Выбрать главу

– Разве ты не видишь? – Он захлебывается смехом, выступившие слезы блестят на его глазах. – Разве ты не видишь? – с горечью повторяет доктор, отсмеявшись. – Мы все уже сломаны, – шепчет он, разводя руками, – каждый житель этих проклятых подземелий. Кондор… Он так отчаянно стремится подготовить вас к грядущей войне, он так надеется, что она не сделает с вами того, что сделала с ним… Но эта надежда ослепляет, не позволяя ему увидеть, что это уже произошло. Война уже сломала вас. – Я слышу неприкрытое отчаяние в его голосе. – Все вы живете во имя войны, и другая жизнь вам не знакома.

– Ты говоришь «вы». – Мой голос немного дрожит. – Тогда во имя чего живешь ты?

Долгий взгляд.
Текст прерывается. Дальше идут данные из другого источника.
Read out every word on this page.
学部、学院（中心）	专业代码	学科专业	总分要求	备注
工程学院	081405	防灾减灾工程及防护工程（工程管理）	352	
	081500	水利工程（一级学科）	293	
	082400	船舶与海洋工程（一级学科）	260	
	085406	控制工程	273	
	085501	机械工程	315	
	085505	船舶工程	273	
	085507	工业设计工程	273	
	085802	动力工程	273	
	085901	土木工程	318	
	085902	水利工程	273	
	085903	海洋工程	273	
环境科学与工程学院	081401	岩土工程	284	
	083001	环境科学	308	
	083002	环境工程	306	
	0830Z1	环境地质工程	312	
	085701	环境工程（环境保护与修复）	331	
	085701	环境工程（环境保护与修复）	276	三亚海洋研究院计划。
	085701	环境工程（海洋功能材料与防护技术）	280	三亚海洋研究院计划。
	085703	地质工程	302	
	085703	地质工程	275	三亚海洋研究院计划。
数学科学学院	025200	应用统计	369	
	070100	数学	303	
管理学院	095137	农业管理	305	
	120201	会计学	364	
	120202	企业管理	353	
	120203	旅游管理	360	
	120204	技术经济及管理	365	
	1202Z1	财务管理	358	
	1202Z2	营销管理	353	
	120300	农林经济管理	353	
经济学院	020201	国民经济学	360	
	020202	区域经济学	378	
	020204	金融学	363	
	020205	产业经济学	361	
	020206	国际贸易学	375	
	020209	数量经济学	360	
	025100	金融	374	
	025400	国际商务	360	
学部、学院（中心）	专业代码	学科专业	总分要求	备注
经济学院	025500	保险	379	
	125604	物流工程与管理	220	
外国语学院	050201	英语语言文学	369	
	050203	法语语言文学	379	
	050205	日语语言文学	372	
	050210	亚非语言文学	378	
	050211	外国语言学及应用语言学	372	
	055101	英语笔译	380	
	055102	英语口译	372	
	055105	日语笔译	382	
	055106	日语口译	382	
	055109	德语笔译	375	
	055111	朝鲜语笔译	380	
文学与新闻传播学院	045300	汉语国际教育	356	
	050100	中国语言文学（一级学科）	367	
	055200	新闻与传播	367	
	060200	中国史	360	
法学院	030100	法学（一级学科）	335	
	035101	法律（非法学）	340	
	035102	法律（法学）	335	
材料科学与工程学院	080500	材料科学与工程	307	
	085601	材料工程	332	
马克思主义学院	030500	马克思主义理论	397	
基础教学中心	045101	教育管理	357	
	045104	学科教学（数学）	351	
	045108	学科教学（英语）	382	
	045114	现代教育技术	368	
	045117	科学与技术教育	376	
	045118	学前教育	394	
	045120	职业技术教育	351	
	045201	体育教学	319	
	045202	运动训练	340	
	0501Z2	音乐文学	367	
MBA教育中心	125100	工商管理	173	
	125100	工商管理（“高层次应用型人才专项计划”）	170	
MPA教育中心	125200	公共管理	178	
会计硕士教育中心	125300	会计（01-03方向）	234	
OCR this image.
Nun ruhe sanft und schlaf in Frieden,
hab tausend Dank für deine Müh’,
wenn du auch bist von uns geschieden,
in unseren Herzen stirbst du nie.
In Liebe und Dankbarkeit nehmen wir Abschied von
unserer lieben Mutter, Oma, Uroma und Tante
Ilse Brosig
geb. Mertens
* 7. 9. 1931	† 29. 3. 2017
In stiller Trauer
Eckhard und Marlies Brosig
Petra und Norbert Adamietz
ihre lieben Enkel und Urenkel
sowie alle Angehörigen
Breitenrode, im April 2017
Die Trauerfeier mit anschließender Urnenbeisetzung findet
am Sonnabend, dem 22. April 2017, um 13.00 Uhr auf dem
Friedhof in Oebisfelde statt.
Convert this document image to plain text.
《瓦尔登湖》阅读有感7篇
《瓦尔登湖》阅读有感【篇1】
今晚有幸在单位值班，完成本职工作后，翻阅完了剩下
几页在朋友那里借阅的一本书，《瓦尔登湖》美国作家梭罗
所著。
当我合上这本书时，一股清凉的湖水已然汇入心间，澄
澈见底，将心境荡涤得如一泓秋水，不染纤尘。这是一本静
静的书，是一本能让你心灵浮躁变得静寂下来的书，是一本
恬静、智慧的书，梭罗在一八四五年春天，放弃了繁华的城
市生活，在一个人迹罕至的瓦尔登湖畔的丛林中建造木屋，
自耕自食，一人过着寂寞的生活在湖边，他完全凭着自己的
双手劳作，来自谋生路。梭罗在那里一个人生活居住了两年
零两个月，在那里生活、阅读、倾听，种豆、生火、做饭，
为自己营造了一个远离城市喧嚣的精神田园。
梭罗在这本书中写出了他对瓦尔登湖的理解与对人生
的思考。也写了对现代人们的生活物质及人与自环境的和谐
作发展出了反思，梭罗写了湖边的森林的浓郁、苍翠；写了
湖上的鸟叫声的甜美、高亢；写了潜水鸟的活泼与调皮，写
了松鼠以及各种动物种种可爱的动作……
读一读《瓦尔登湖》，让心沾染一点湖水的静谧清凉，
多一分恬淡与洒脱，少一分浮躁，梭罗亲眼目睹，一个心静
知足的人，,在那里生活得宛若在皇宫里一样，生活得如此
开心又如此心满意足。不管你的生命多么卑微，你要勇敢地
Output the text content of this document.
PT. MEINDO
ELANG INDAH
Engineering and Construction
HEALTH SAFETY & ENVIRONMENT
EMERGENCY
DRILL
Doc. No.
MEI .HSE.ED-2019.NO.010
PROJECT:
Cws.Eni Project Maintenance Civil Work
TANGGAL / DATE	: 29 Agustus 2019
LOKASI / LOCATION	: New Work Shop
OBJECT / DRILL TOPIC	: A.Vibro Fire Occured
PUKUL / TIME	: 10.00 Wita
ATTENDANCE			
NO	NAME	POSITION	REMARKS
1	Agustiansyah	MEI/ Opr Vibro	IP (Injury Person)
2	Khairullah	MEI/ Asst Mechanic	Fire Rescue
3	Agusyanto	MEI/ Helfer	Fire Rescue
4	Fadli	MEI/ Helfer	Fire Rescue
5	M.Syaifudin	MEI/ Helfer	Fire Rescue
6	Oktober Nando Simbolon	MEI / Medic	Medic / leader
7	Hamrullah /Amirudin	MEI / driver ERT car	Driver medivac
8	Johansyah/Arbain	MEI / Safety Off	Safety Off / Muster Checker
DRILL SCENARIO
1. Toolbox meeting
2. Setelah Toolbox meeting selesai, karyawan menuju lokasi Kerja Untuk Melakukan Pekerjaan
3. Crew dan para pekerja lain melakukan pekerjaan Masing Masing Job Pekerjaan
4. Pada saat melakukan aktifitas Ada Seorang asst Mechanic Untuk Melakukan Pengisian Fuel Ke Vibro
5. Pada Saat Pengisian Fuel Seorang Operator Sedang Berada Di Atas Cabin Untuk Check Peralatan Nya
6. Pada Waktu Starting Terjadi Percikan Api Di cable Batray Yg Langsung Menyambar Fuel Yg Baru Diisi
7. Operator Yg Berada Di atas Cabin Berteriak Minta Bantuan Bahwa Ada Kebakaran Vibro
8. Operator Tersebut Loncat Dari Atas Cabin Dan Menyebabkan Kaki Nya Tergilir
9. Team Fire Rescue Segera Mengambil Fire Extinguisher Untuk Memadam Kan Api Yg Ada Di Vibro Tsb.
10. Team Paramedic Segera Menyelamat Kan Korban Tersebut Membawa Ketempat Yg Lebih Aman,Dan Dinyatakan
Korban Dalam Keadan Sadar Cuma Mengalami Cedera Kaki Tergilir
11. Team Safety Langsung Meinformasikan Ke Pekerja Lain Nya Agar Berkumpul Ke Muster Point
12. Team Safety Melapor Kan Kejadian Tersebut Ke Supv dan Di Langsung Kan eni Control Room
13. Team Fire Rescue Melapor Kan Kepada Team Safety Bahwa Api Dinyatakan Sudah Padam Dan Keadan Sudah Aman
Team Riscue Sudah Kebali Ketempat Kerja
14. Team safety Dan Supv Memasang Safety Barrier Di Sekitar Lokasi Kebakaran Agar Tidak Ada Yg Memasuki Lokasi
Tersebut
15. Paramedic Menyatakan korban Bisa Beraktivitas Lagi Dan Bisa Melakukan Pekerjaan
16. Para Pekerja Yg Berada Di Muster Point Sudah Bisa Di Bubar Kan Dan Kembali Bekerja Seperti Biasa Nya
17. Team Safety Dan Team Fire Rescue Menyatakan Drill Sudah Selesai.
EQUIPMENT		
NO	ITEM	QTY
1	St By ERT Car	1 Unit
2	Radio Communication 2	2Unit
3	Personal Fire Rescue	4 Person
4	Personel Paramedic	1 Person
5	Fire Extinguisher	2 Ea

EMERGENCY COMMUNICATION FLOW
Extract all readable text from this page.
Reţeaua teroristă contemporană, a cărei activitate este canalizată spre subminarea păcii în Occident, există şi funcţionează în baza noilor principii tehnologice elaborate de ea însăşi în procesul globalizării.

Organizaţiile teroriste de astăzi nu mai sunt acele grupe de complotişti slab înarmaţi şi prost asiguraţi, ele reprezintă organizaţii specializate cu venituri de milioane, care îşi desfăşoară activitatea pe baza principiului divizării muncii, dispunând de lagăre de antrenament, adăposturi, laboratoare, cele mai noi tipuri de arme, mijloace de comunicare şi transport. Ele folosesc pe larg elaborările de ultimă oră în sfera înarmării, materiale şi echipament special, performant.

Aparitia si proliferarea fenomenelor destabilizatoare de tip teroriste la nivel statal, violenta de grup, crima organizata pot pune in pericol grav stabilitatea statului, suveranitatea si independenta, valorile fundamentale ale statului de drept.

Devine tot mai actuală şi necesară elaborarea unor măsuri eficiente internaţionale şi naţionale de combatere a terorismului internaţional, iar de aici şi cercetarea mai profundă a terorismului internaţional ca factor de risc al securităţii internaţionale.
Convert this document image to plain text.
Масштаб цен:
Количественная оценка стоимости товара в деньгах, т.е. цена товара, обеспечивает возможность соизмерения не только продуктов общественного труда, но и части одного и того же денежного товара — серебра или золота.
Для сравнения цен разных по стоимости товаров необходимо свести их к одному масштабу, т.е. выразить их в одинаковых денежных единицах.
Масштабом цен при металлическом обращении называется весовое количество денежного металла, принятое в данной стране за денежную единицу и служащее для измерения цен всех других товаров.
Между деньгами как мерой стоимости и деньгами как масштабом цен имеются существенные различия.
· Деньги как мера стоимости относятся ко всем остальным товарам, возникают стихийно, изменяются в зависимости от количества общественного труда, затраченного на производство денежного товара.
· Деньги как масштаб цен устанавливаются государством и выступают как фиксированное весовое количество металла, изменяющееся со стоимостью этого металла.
Константин проводит рукой по волосам, убирая их от лица.

– Может, однажды я расскажу тебе. – Кривая улыбка. – Расскажу, почему перестал принимать стаб. Но не сегодня. – Он прикрывает глаза.

– Тебе нужна помощь, доктор, – тихо говорю я, стараясь не думать, что он может быть прав.

– Никто мне здесь не поможет. Некому. – Доктор хмыкает. – Был у нас тут один мозгоправ, штатный психотерапевт из научного центра, профессионал высшего уровня… Нырнула вниз головой в Просвет на четвертом году существования Свободного Арголиса. И даже присутствие здесь тяжелобольной дочери не убедило ее остаться в этом мире… – Он запрокидывает голову. – Лотта все еще зовет ее во время приступов, отказываясь понимать, что матери больше нет. О девочке заботился мой дядя, – поясняет он, – а теперь, когда его больше нет, о ней забочусь я.

Константин вновь отпивает из бутылки, вспомнив о ее существовании.

– Это было первое самоубийство в истории Свободного Арголиса, – хрипло говорит он. – И оно стало первым звеном в цепи событий, навсегда изменивших нашу жизнь. Когда появились первые седовласые, их посчитали просто неудачей, результатом сбоя в программе Ускорения… – Неожиданная смена темы сбивает меня с толку, я хмурюсь, но Константин предостерегающе поднимает указательный палец. «Слушай дальше», – говорит он всем своим видом, и я подчиняюсь. – Ускорение даже приостановили на какое-то время. Седовласых стали называть новыми силентами, ведь они тоже не могли говорить. А потом одна из них, прогуливаясь вместе с сестрой по Просвету, стала случайным свидетелем самоубийства, самого первого самоубийства, случившегося здесь. Женщина пролетела десять уровней и разбилась прямо перед седовласой девчушкой, и та потеряла сознание, а когда пришла в себя, то заговорила, озвучивая мысли всех, кто окружал ее. Произошла спонтанная активация, ужас увиденного разбудил ее способности. – Константин вновь отпивает из бутылки. – Сейчас активация проходит в рендере, и я даже не хочу думать, что им там показывают.

Вдруг я вспоминаю о вопросе, которым задавалась уже очень давно.

– Профайлеры кричат, когда видят что-то настолько ужасное, с чем не могут справиться… вроде воспоминаний о войне. – Голос подводит меня, и я прокашливаюсь.

– Настроенные профайлеры, – поправляет меня Константин. – И каждый, кто слышит этот крик, возвращается в свое самое страшное воспоминание.

– Как это работает? – Я поворачиваюсь к Константину. – Все дело в самом звуке крика? Это он влияет на мозг, как что-то вроде… вроде… – Я запинаюсь, нужное слово ускользнуло из памяти.

– Вроде какого-то гипноза? – приходит мне на помощь Константин, и я киваю. – Нет, дело явно не в звуке.

Я разочарованно вздыхаю. Крик профайлера стал бы хорошим оружием, если бы его можно было записать и взять с собой в Арголис. Взломать систему оповещения в здании, поставить на воспроизведение зацикленную запись крика профайлера – и пожалуйста, неприятель больше не помеха, ведь он даже не увидит, как ты пройдешь мимо него, застывшего в ступоре…

Как же я хочу обратно в Корпус. Линкольн была права: здесь время течет в разы медленнее, и это сводит с ума.

– Ты могла подумать, что я трус. – Константин не спрашивает, он утверждает. – Или безумец. Или же у меня есть секреты, которые ни в коем случае не должны увидеть седовласые… или же все сразу.

Я уже открываю рот, чтобы прокомментировать его высказывание, но вовремя понимаю, что Константин не ждет моего ответа. Он хочет выговориться.